E ao contrário do que muita gente diz, não acho que valha ler "até bula de remédio". Livros têm que encantar, hipnotizar, fazer a gente sonhar e viajar. Livros precisam alimentar a alma.

A grande questão é não ter medo de enfrentar. Eu li "Dom Casmurro" com 14 anos. Claro que não entendi nem metade, mas tive a sorte de alguém me explicar antes de começar que aquela era uma história de mistério, de tentar convencer o leitor se a mulher tinha ou não traído o marido. Óbvio que não é isso, só. Afinal, essa teoria apareceu só muito tempo depois do livro ter sido publicado. Mas isso me motivou a enfrentar o livro, pra tomar partido, pra ter minha própria opinião. E depois, muito tempo mais tarde, fui me aprofundando nesse universo. Mas tudo começou aos 14, com a curiosidade de descobrir quem tinha razão: Bentinho ou Capitu.

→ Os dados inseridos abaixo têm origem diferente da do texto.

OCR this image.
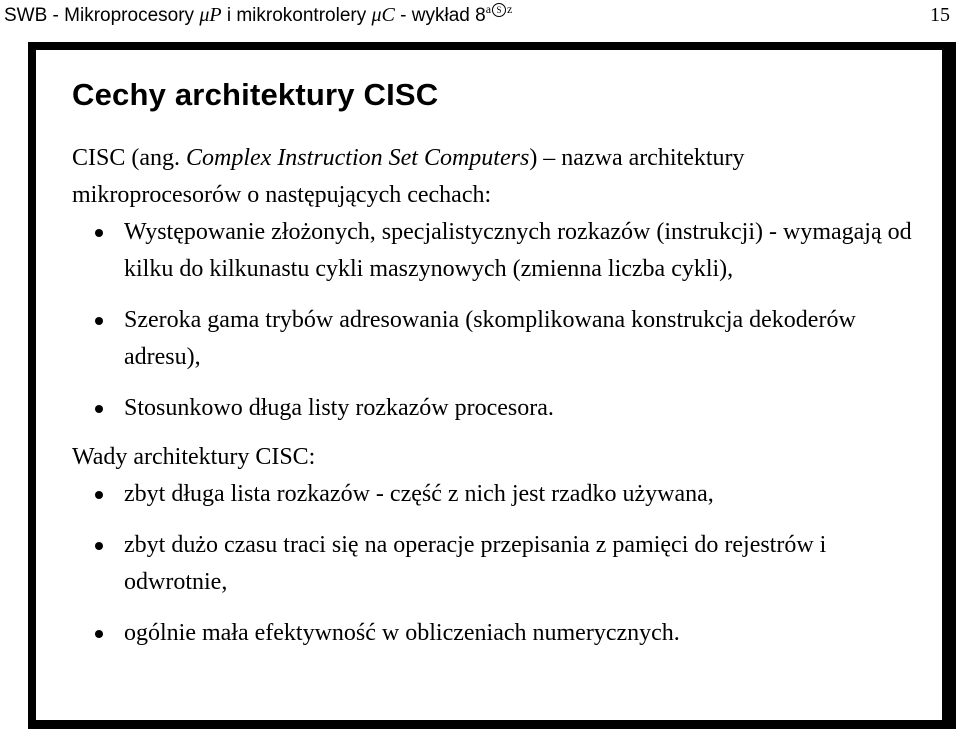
SWB - Mikroprocesory μP i mikrokontrolery μC - wykład $8^{a S z}$	15
Cechy architektury CISC

CISC (ang. Complex Instruction Set Computers) – nazwa architektury mikroprocesorów o następujących cechach:

Występowanie złożonych, specjalistycznych rozkazów (instrukcji) - wymagają od kilku do kilkunastu cykli maszynowych (zmienna liczba cykli),
Szeroka gama trybów adresowania (skomplikowana konstrukcja dekoderów adresu),
Stosunkowo długa listy rozkazów procesora.

Wady architektury CISC:

zbyt długa lista rozkazów - część z nich jest rzadko używana,
zbyt dużo czasu traci się na operacje przepisania z pamięci do rejestrów i odwrotnie,
ogólnie mała efektywność w obliczeniach numerycznych.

Então, dizer que tem que começar "de leve", com "literatura fácil", pra mim é bobagem. O que eu acho é que tem que dar ao leitor algo que faça parte do repertório dele, algo que lhe chame a atenção. E os clássicos só o são porque tocam, universalmente, em questões humanas tão profundas, que concernem a todos nós.

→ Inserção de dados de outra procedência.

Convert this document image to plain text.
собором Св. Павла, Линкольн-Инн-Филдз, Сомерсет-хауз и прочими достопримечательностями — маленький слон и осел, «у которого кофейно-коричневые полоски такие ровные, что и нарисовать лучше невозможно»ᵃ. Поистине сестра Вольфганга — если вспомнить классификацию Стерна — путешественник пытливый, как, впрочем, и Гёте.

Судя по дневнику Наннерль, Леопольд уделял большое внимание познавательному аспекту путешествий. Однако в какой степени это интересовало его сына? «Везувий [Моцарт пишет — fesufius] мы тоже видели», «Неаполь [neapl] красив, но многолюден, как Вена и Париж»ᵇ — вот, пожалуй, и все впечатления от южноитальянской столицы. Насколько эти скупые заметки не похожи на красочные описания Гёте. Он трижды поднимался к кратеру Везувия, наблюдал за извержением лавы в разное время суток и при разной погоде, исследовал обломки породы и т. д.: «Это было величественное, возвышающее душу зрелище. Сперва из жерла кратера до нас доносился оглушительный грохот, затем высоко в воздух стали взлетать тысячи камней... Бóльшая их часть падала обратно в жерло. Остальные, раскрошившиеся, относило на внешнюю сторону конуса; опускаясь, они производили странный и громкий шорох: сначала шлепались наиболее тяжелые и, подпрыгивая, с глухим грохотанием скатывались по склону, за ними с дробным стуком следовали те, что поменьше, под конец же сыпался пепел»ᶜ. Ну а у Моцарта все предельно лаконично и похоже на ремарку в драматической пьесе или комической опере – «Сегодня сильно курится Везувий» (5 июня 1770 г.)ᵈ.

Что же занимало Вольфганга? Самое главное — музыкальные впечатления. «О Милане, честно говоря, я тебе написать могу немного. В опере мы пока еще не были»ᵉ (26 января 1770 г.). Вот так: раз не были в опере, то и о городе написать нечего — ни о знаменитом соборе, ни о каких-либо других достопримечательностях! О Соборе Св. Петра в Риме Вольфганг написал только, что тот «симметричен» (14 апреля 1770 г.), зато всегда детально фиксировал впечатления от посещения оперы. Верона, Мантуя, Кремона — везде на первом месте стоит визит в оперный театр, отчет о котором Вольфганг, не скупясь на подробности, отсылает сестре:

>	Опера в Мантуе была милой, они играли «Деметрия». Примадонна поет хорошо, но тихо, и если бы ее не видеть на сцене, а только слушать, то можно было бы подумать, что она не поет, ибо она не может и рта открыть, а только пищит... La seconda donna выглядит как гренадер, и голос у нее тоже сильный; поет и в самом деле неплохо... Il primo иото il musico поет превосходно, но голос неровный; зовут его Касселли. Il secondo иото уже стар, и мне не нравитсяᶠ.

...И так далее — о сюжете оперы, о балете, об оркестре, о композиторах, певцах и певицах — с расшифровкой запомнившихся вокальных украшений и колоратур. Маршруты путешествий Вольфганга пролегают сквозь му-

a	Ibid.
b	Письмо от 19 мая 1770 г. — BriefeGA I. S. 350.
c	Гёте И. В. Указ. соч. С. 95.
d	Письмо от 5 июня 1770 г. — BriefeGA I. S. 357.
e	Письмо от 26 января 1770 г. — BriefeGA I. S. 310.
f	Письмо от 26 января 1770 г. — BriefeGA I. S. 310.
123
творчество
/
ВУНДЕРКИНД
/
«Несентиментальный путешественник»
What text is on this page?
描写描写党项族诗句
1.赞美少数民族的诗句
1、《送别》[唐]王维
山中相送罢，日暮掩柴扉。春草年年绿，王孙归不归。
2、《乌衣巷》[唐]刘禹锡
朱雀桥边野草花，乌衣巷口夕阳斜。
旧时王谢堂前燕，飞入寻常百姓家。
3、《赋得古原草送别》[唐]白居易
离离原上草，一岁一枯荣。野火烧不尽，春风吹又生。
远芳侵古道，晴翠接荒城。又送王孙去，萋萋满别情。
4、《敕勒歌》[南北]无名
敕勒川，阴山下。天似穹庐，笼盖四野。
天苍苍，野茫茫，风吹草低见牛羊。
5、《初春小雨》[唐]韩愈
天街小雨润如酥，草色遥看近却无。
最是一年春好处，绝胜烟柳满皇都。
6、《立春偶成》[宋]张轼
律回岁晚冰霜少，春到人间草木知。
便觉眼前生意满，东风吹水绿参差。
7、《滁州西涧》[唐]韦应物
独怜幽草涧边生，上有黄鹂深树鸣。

Não há menina sonhadora que não se encante com Jane Austin, não há garoto rebelde que não se impressione com Demian. Não há curiosidade que resista a um livro dedicado "Ao verme que primeiro roeu as frias carnes do meu cadáver", se a gente explicar pro leitor que aquele é um autor que escreveu o livro depois de morto.

O problema é dar menos do que o leitor precisa. Todo leitor tem fome e sede de leitura, mas se a gente acostumá-lo a pouco, será subnutrido; não saberá que existe um Banquete à espera, se só conhecer as migalhas do chão (ou as sombras refletidas na parede da Caverna).

Nem todo mundo vai se tornar um leitor apaixonado. Mas acho que é preciso tentar. E, mais: dar a chance de fazê-los provar do melhor.

quarta-feira, 1 de agosto de 2012

Bonjour Tristesse

Tem dias em que não importa se faz sol, se eventualmente uma atividade profissional é realmente interessante e recompensadora, se você sente que pode fazer a diferença no mundo. Tem dias em que o mundo é indiferente a você.

Dias em que a porrada é inevitável, quando a rasteira inconsequente derruba, quando a dor se instala na alma. Dias quando era preciso que o telefone tocasse e ele simplesmente emudece. Dias em que se percebe que egoísmo e fraqueza podem ser as armas alheias de quem joga, nem sempre limpo.

Dias em que Tânatus toma conta de tudo e o nó na garganta é maior que a explosão do choro.

Dias de ver a dor de quem se ama estampada na alma e no olhar, dias que não passam de noites em claro, dias de ressaca sem porre.